2008: Can we get a do-over?

It might just be me —never underestimate a columnist’s proficiency at subjectivity — but I can’t recall the last time the transition from the old year to the new felt so downbeat.

My memories aren’t exactly long — I can’t speak authoritatively about any New Year during the Great Depression, or the last night of 1939, when a new world war was just getting under steam, and I’ve got to assume that they were pretty glum affairs.

The transition from 1963 to 1964, when the assassination of John F. Kennedy was still recent and raw, was probably a somber affair, but it happened just before I was born.

I’ve lived through Watergate and the OPEC oil crisis, and at least two major recessions after the ‘70s, though, so I can claim some modest long view on history’s recent dark patches.

I was a freelancer during the recession following Black Monday — Oct. 19, 1987 — and lost over half of my clients in the six subsequent months, but I know that the mood in general was far more festive when 1988 hove into view.

The consensus is pretty dire; a series of interviews with financial giants that’s run in the National Post for the last few weeks has been depressing reading. “I think it’s tough. I think it’s going to get tougher,” said Jim Treliving, CEO of Boston Pizza and Dragon’s Den star.

“It sounds trite but it’s a very complex and very dangerous situation,” warned banking analyst Anthony Boekh.

Asked whether he’s seen a worse situation, philanthropist and Barrick Gold CEO Peter Munk was succinct: “No.

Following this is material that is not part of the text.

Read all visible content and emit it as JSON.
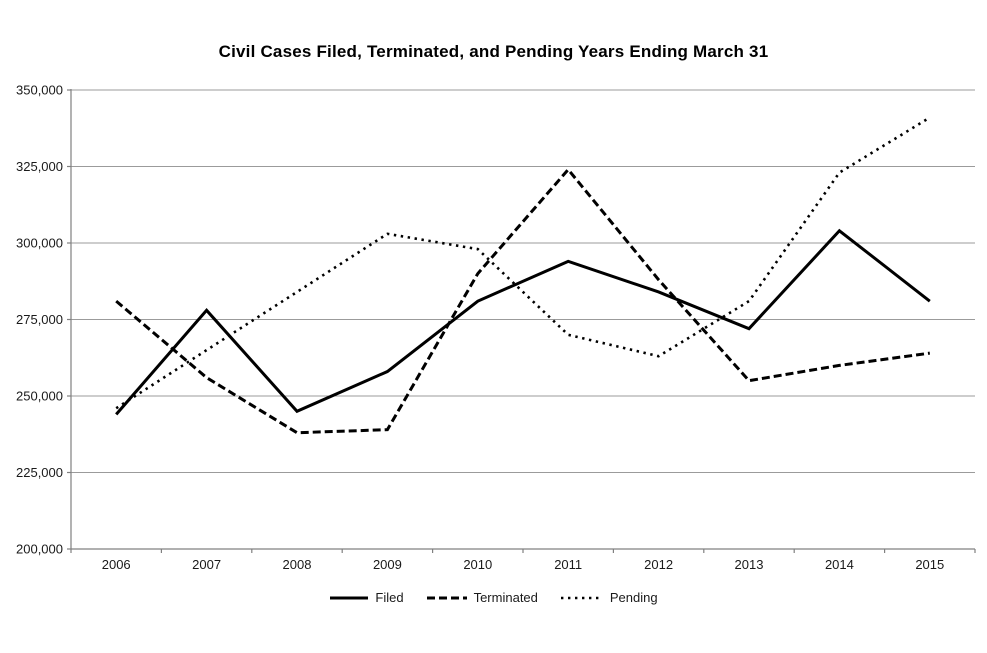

But then again, I’m only 81. If I was 120, I probably would have.”

It’s no wonder, then, that we’re acting like we’re facing dust bowls and bread lines even when the worst we’ve seen is mostly cruel justice — housing foreclosures on people who couldn’t afford their homes to begin with, and the collapse of banking institutions who played a risky game badly and lost.

As for the crisis in the auto industry, that’s been brewing for years —decades, actually — and there have been Bernie Madoffs at regular intervals since the first man traded his goat for a shiny bauble.

It’s half real crisis and half coincidence, and it’s rather inevitable that my industry — the media we keep hearing is at an all-time low in public trust —has managed to make it all seem like a financial perfect storm about to break over your leaky trawler.

It might be true — I make no claims as an oracle — but it’s just as likely that we’re being told to panic because nobody wants to look like Pollyanna if the worst comes to pass.

Perhaps we should take advantage of this somber but fortuitous mood and begin the New Year like jilted lovers; skeptical of everyone, whether they’re peddling optimism or doom, and especially skeptical of our own judgment, which got us into this mess in the first place.